You’d have to be crazy to want to be humbled. We live in a society where, whether blatantly or not, every Instagram post is telling you who’s the best. It’s not natural to want to take a backseat in a society like that –– plus, “being humbled” usually involves pain or loss of some kind. That means, the fact that Almighty God exchanged all the majesty due his name for humility –– for us –– is a crazy act of love and sacrifice! This weekend, join us as we celebrate Palm Sunday and the humility of God!
1. A humble colt instead.
- We live in a world that is constantly grasping for identity. They search for this identity in their work, their savings, or their talents. Jesus’ identity as the Son of God wasn’t something he needed to “grasp.” He came to earth knowing that people would not recognize him for who he was.

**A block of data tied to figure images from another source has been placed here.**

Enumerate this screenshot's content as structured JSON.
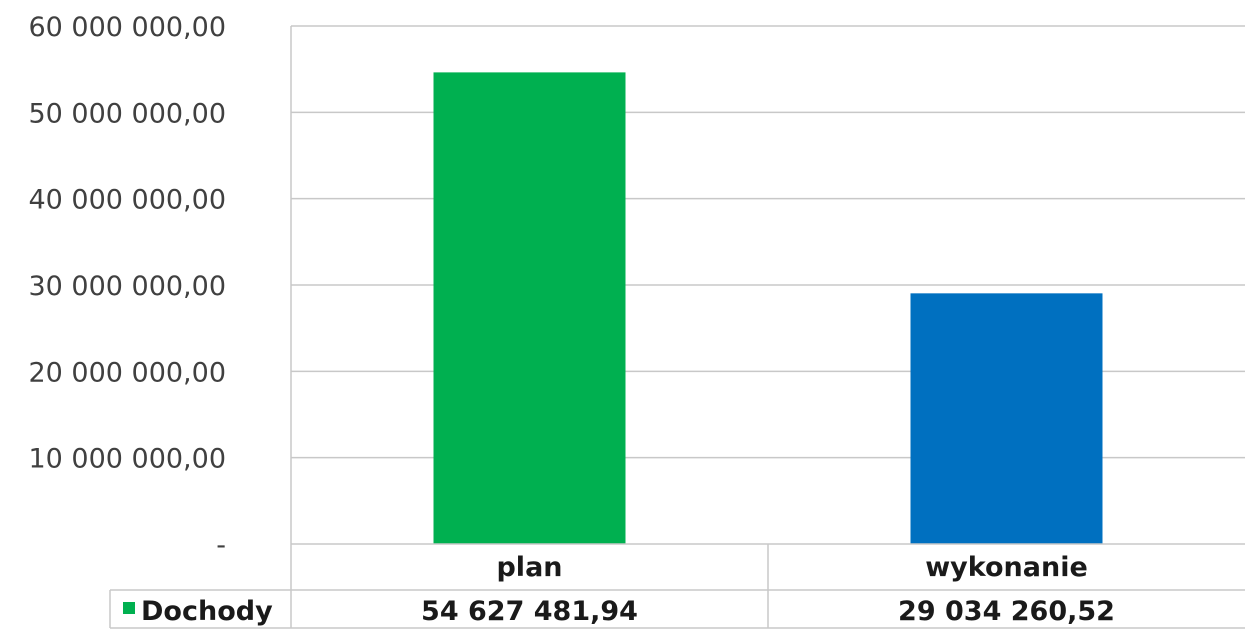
{
  "chart_data": {
    "type": "bar",
    "categories": [
      "plan",
      "wykonanie"
    ],
    "series": [
      {
        "name": "Dochody",
        "values": [
          54627481.94,
          29034260.52
        ],
        "value_labels": [
          "54 627 481,94",
          "29 034 260,52"
        ]
      }
    ],
    "bar_colors": [
      "#00b050",
      "#0070c0"
    ],
    "legend_marker_color": "#00b050",
    "ylim": [
      0,
      60000000
    ],
    "y_ticks": [
      0,
      10000000,
      20000000,
      30000000,
      40000000,
      50000000,
      60000000
    ],
    "y_tick_labels": [
      "-",
      "10 000 000,00",
      "20 000 000,00",
      "30 000 000,00",
      "40 000 000,00",
      "50 000 000,00",
      "60 000 000,00"
    ],
    "grid": true,
    "legend": "data-table",
    "title": "",
    "xlabel": "",
    "ylabel": ""
  }
}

- As the Son of God, Jesus could have chosen to make a dramatic and wealthy entrance. Instead, he chose to enter Jerusalem on a donkey. He didn’t puff himself up, but humbled himself. He knew who he was and what he had come to do, and had nothing to prove.
- As followers of Jesus, our identities are secure in him. He has called us beloved. We don’t need to grasp at that identity, and we have nothing to prove to ourselves or to the world.
Are there any ways you find yourself trying to “prove yourself” to other people? How does knowing your identity is secure in Christ change how you see yourself and how you interact with other people?
2. The praise of the humble instead.
- The pharisees’ job was to teach the people God’s law and God’s character, but they were the ones who rebuked Jesus. Instead of being at the forefront of what God was doing, they missed it completely. It was their pride that kept them from entering into praise with the people.
- In contrast to the pharisees, the disciples and the people were shouting the arrival of Jesus and praising him. A humble person has no trouble praising God. It’s not difficult for a humble person to acknowledge that God is good because they know their own weakness.
- The humble are also more willing to praise God simply because they are not caught up in praising themselves. If we’re so distracted by praising our accomplishments, we might miss what God is up to just like the pharisees did.
What does it mean that God himself is humble? Why does humility matter to God? Are you humble? In what areas of your life is God inviting you into deeper humility?
3. Humble tears instead.
- We would expect that in the light of the triumphal entry, Jesus would be feeling pretty good. He appeared to be popular and well accepted. Instead, we see that he wept at the gates of Jerusalem. This reaction was no doubt confusing to the cheering crowd around him, but he wept because of his love for them.
- The Fatherly heart of God was heartbroken when people missed the truth of who Jesus was and what he came to do. Jesus was so connected to the heart of his Father, that his heart also broke, in spite of the party that was going on around him. He was willing to let his heart break over the things that broke his Father’s heart.
- The heart of God still breaks when people miss the truth of who Jesus is and what he has done. It is easy to just set that heartbreak aside or to try and drown it out with our busy world. We, like Jesus, need to allow our hearts to break for this lost world.
What things break God’s heart? What kinds of things break your heart? Does your heart break for what breaks God’s heart? How can you align what moves you with what moves God?
4. A humble house instead.
- Once again, the humble heart of Jesus surprised those in the temple. The temple was the pride of Jerusalem, and those standing nearby probably thought that it would impress Jesus. Instead, he drove out the money lenders and cleansed the temple of greed. Instead of railing against money, he simply set the standard of what the House of God was meant to be–a house of prayer.
- Prayer is the word we use for our conversations with God. When we spend time in God’s presence, we are spending time in prayer. What Jesus is saying about the temple is that when God wanted a house built, it was meant to be a place where people could come and have conversation with him. However, people had turned the place of conversation into a place where they could make money.
- In any relationship, we need to spend time in conversation with that person if there is going to be any depth. Our relationship with God needs conversation too. If we’re going to grow in our relationship with him, we need to spend time talking to him. Prayer is the key to our relationship with God.
How can you increase the frequency and depth of your conversations with God? What would it look like to make your entire life a “house” of prayer?
Optional Follow-up Questions:
- What makes you say that?
- How do you feel about that?
- How would you explain your answer to a non-Christian friend or neighbor?
- Why did God design it to work that way? Why not just do (whatever else) instead?
- What would you say to someone who disagrees with that?
- Why do we really have to do it like that? Why can’t we just go (some other route) instead?